The founders of the republic stressed early and often the federal government’s national security responsibility. The role of the government to “provide for the common defence” is identified in the Preamble of the U.S. Constitution as imperative to the formation of “a more perfect Union.” This clause is the antecedent to several how-to constitutional provisions on national defense.

Veterans, the men and women who serve and who have served in the U.S. armed forces, embody this commitment every day. In this historical context, motorists may notice along Liberty’s Highway 146 Bypass the posting of green and white signs that accordingly honor veterans every day.

The City of Liberty, Liberty County and the Texas Department of Transportation, with the support of the Liberty-Dayton Area Chamber of Commerce, teamed to designate the thoroughfare, between Highway 90 and Loop 227, as Veterans Memorial Highway.

The highway’s addresses remain. The only change is a salient roadside reminder of those who sacrifice for their comrades, families, community, state and nation.

Operating a ladder truck, TxDOT sign technician Jacob Lewis, a Marine Corps veteran who served three tours in Iraq, removed the tarp from each sign Nov. 9 as a formal ceremony at Cornerstone Church took place.

“As I have said many times, we can’t do enough to fully honor and properly recognize all that the veterans have done for us in the past and are currently doing,” Liberty Mayor Carl Pickett said, prior to signing the proclamation. “Their sacrifice to the United States and to us as citizens is enormous. We need to recognize it more and more every day, and show our appreciation for what they have done for us.”
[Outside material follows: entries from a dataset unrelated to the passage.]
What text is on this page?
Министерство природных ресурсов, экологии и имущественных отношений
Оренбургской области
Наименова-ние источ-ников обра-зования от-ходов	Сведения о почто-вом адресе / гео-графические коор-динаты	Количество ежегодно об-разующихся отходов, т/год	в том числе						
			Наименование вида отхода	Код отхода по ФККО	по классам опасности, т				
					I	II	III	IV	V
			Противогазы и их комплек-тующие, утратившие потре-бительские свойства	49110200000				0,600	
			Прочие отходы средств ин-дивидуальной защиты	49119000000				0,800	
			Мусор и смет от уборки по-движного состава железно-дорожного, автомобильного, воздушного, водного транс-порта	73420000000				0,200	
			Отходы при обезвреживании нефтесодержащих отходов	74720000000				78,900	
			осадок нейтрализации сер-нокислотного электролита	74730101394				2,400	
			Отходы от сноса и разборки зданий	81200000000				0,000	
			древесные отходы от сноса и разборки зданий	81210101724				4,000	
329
Retired Navy Chief Petty Officer Charles E. Grabein, commander of Dayton-based American Legion Post 512, attended the dedication wearing the dress blue uniform. He praised the tribute and said it was long overdue.

“It’s great and it should have been done a long time ago because veterans are what caused it to be able to happen,” Grabein said, alluding to the immutable tradition of the American citizen-soldier. “If we didn’t have veterans, we wouldn’t have a country, so there wouldn’t be a road to be named Veterans Memorial Highway.”

The partnership spent more than a year pursuing the highway’s formal designation, according to Liberty County’s point man, Veterans Service Officer Richard Ayers. The Marine Corps veteran pointed out that the new signs transmit a sense of gratitude to the honorees, regardless of the era in which they served.

“It is a magnificent thing to see something done that veterans can identify,” Ayers said, adding that the highway’s new signs bestow a nice touch to each service member’s homecoming. “When they left, they didn’t see them, but now that they are here they can see the name on the signs. That’s a great feeling to have.”